Le programme Copernicus a été conçu pour soutenir les pouvoirs publics dans l'élaboration des politiques publiques environnementales. Ses domaines d'applications sont très divers. En agriculture, il permet de limiter l'utilisation des pesticides et des engrais en ciblant les zones qui en ont le plus besoin. Concernant les infrastructures, il donne des informations sur les mouvements des sols et leur impact sur le bâti ce qui aide à anticiper les rénovations des bâtiments ou structures comme les oléoducs. Les plastiques, les déchets, les marées noires sont visibles depuis l'espace. Les Sentinels, qui sont des satellites du programme Copernicus, associés à des modèles ciblent les zones polluées à nettoyer et anticipent leur dynamique. Le service de Copernicus consacré à l'environnement marin piloté par Mercator océan évalue, également, les zones les plus favorables aux bancs de poissons... De plus, en cas de crise (inondation, dôme de chaleur, incendie, etc.), Copernicus bénéficie d'un service d'urgence qui peut être activé par les États. Celui-ci donne une vision globale de la situation, permettant notamment de repérer les zones impactées et les maisons isolées.
Avec les évolutions prévues, Copernicus pourrait également devenir un outil d'évaluation. Il pourrait permettre de vérifier que les pays tiennent leurs engagements climatiques ou encore de détecter des décharges sauvages et de les nettoyer avant que le coût ne devienne exorbitant.
Il faut noter que les différentes DG de la Commission européenne ont récemment pris conscience de la richesse du programme Copernicus et de son potentiel. Le Centre commun de recherche (CCR) a été chargé de coordonner les différents besoins des DG et de les accompagner dans la création de services à partir des données de Copernicus.
En quoi le programme Copernicus s'inscrit-il parfaitement dans les priorités de la présidence française du Conseil de l'UE ?

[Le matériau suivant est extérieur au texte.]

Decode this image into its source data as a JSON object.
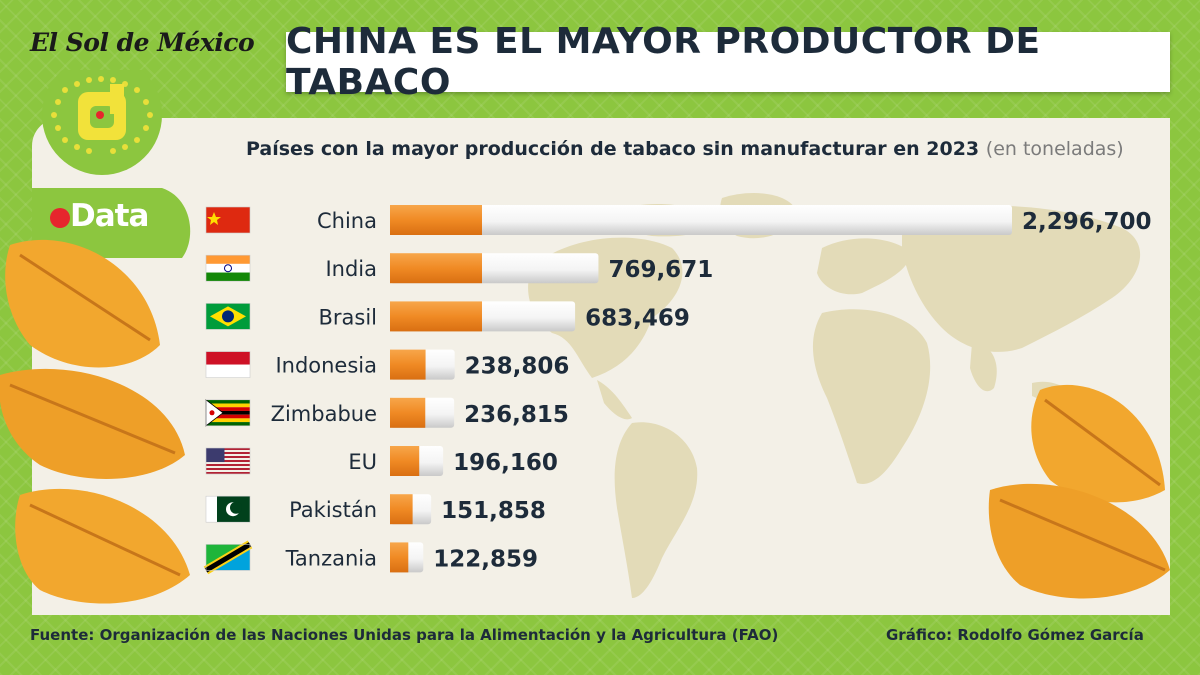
{
  "brand": "El Sol de México",
  "logo_text": "Data",
  "title": "CHINA ES EL MAYOR PRODUCTOR DE TABACO",
  "subtitle": "Países con la mayor producción de tabaco sin manufacturar en 2023",
  "subtitle_unit": "(en toneladas)",
  "source": "Fuente: Organización de las Naciones Unidas para la Alimentación y la Agricultura (FAO)",
  "credit": "Gráfico: Rodolfo Gómez García",
  "colors": {
    "background": "#8cc63f",
    "panel": "#f3f0e7",
    "bar_orange": "#f08a24",
    "bar_white": "#ffffff",
    "text": "#1d2b3a",
    "map": "#e3dbb8",
    "leaf": "#f2a72e"
  },
  "chart_data": {
    "type": "bar",
    "orientation": "horizontal",
    "categories": [
      "China",
      "India",
      "Brasil",
      "Indonesia",
      "Zimbabue",
      "EU",
      "Pakistán",
      "Tanzania"
    ],
    "values": [
      2296700,
      769671,
      683469,
      238806,
      236815,
      196160,
      151858,
      122859
    ],
    "value_labels": [
      "2,296,700",
      "769,671",
      "683,469",
      "238,806",
      "236,815",
      "196,160",
      "151,858",
      "122,859"
    ],
    "flags": [
      "china-flag-icon",
      "india-flag-icon",
      "brazil-flag-icon",
      "indonesia-flag-icon",
      "zimbabwe-flag-icon",
      "usa-flag-icon",
      "pakistan-flag-icon",
      "tanzania-flag-icon"
    ],
    "xlim": [
      0,
      2296700
    ],
    "grid": false,
    "legend": "none"
  }
}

Tout d'abord, Copernicus est un programme qui s'inscrit dans l'objectif de science ouverte de la Commission européenne et de la France (avec le deuxième Plan national pour la science ouverte du MESR), car les données produites par les satellites Sentinels sont en libre accès. La mise en commun du savoir européen spatial au profit d'un système de données ouvertes répond également à la priorité Une Europe plus solidaire, portée de la présidence française.
Ensuite, Copernicus est le premier programme qui dote l'Europe d'une capacité autonome d'observation de la Terre et participe donc à la construction d'une Europe plus souveraine comme nous l'avons évoqué précédemment. Le prochain objectif prioritaire est de mesurer les émissions de CO2 anthropique, ce qui sera également une première à l'échelle mondiale.
Enfin, Copernicus est un outil au service de la relance économique verte et numérique puisque les données de Copernicus aideront les Européens à développer des services pour accélérer la transition écologique et numérique. Par exemple, les données des Sentinels (et d'autres programmes d'observations de la Terre) ont permis de créer le tableau de bord RACE (Rapid Action Coronavirus Earth Observation - l'observation de la Terre au service d'une action rapide contre le coronavirus) qui surveille des paramètres environnementaux clés, comme les changements de la qualité de l'air ou de l'eau ainsi que les activités économiques et humaines, notamment l'industrie, la navigation, la construction, le trafic et la productivité agricole. Ainsi, on a pu observer une forte baisse de la pollution de l'air suite aux différents confinements.